D.W.'s answer is great, but I'd like to expand on one point. A specification is not just a reference against which the code is verified. One of the reasons to have a formal specification is to validate it by proving some fundamental properties. Of course, the specification cannot be completely validated — the validation would be as complex as the specification itself, so it would be an endless process. But validation allows us to get a stronger guarantee on some critical properties.
For example, suppose you're designing a car autopilot. This is a pretty complex thing involving a lot of parameters. Correctness properties of the autopilot include things like “the car will not crash against a wall” and “the car will drive where it's told to go”. A property like “the car will not crash against a wall” is really really important, so we'd like to prove that. Since the system operates in the physical world, you'll need to add some physical constraints; the actual property of the computational system will be something like “under these assumptions regarding materials science, and these assumptions regarding the perception of obstacles by the car's sensors, the car will not crash against a wall”. But even so, the result is a relatively simple property that is clearly desirable.
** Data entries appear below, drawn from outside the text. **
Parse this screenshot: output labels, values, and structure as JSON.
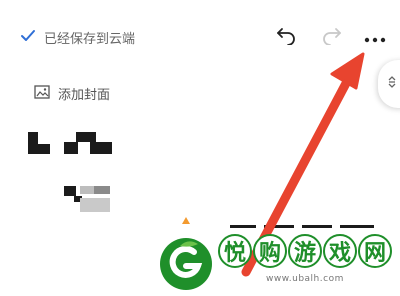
{
  "header": {
    "saved_label": "已经保存到云端",
    "icons": {
      "saved": "check-icon",
      "undo": "undo-icon",
      "redo": "redo-icon",
      "more": "more-icon",
      "handle": "expand-icon"
    }
  },
  "cover": {
    "label": "添加封面",
    "icon": "image-icon"
  },
  "watermark": {
    "chars": [
      "悦",
      "购",
      "游",
      "戏",
      "网"
    ],
    "url": "www.ubalh.com"
  },
  "colors": {
    "accent": "#2f6fd6",
    "arrow": "#e8442f",
    "watermark_green": "#1f8f2a",
    "cursor": "#f39a2f"
  }
}
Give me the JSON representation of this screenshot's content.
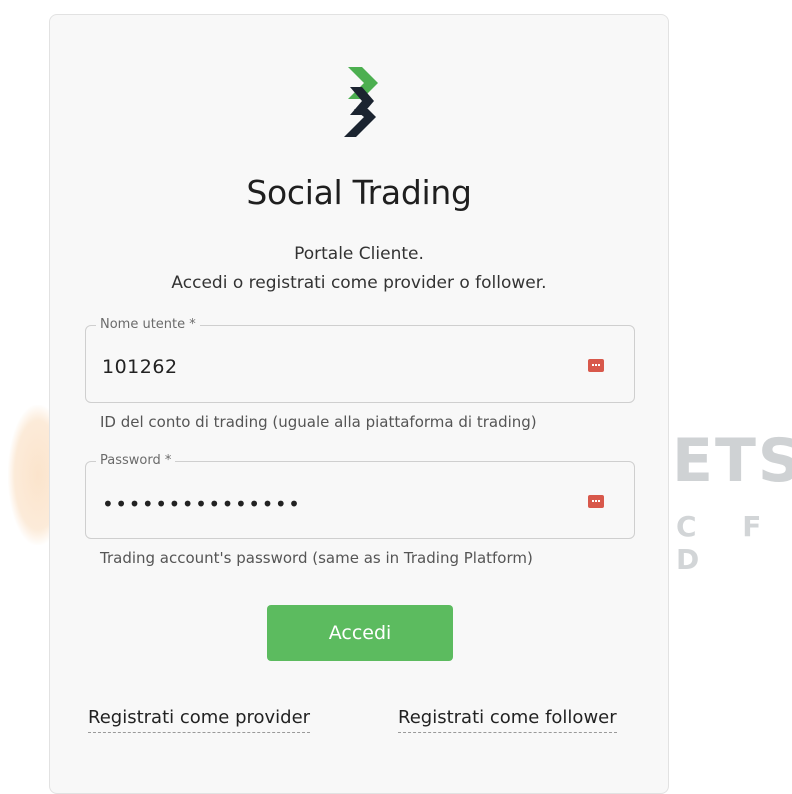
{
  "colors": {
    "accent_green": "#5cbb5f",
    "logo_green": "#4caf50",
    "logo_dark": "#1b2430",
    "key_icon": "#d8584b"
  },
  "header": {
    "title": "Social Trading",
    "subtitle_line1": "Portale Cliente.",
    "subtitle_line2": "Accedi o registrati come provider o follower."
  },
  "form": {
    "username": {
      "label": "Nome utente *",
      "value": "101262",
      "helper": "ID del conto di trading (uguale alla piattaforma di trading)",
      "icon": "password-manager-key-icon"
    },
    "password": {
      "label": "Password *",
      "value_masked": "•••••••••••••••",
      "helper": "Trading account's password (same as in Trading Platform)",
      "icon": "password-manager-key-icon"
    },
    "submit_label": "Accedi"
  },
  "links": {
    "register_provider": "Registrati come provider",
    "register_follower": "Registrati come follower"
  },
  "background": {
    "brand_partial": "ETS",
    "brand_sub_partial": "C F D"
  }
}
Could you prove this property from the code? Ultimately, that's what's going on, if you're following a fully formal approach¹. But the code has a lot of different parts; the brakes, the cameras, the engine, etc. are all controlled autonomously. A correctness property of the brakes would be something like “if the ‘apply brakes’ signal is on then the brakes are applied”. A correctness property of the engine would be “if the clutch signal is off then the engine isn't driving the wheels”. It takes a very high-level view to put them all together. A specification creates an intermediate layers where the different components of the system can be articulated together.
In fact, such a complex system as a car autopilot would have several levels of specifications with varying amounts of refinements. A refinement approach is often used in the design: start with some high-level properties like “the car will not crash against a wall”, then figure out that this requires sensors and brakes and work out some basic requirements for the sensors, the brakes and the pilot software, then refine again those basic requirements into a design of the component (for the sensor, I'm going to need a radar, a DSP, an image processing library, …), etc. In a formal development process, each level of specification is proven to meet the requirements set by the level above it, all the way from the highest-level properties down to the code.
It's impossible to be sure that the specification is correct. For example, if you got the physics wrong, the brakes might not be effective even though the math relating the brake code to the formal requirements is correct. It's no good to prove that the breaks are effective with 500kg of load if you actually have 5000kg. But it's easier to see that 500kg is wrong than to see inside the brakes code that they won't be good enough for the physical parameters of the car.
¹ The opposite of a fully formal approach is “I guess this works, but I can't be sure”. When you're betting your life on it, that doesn't seem so great.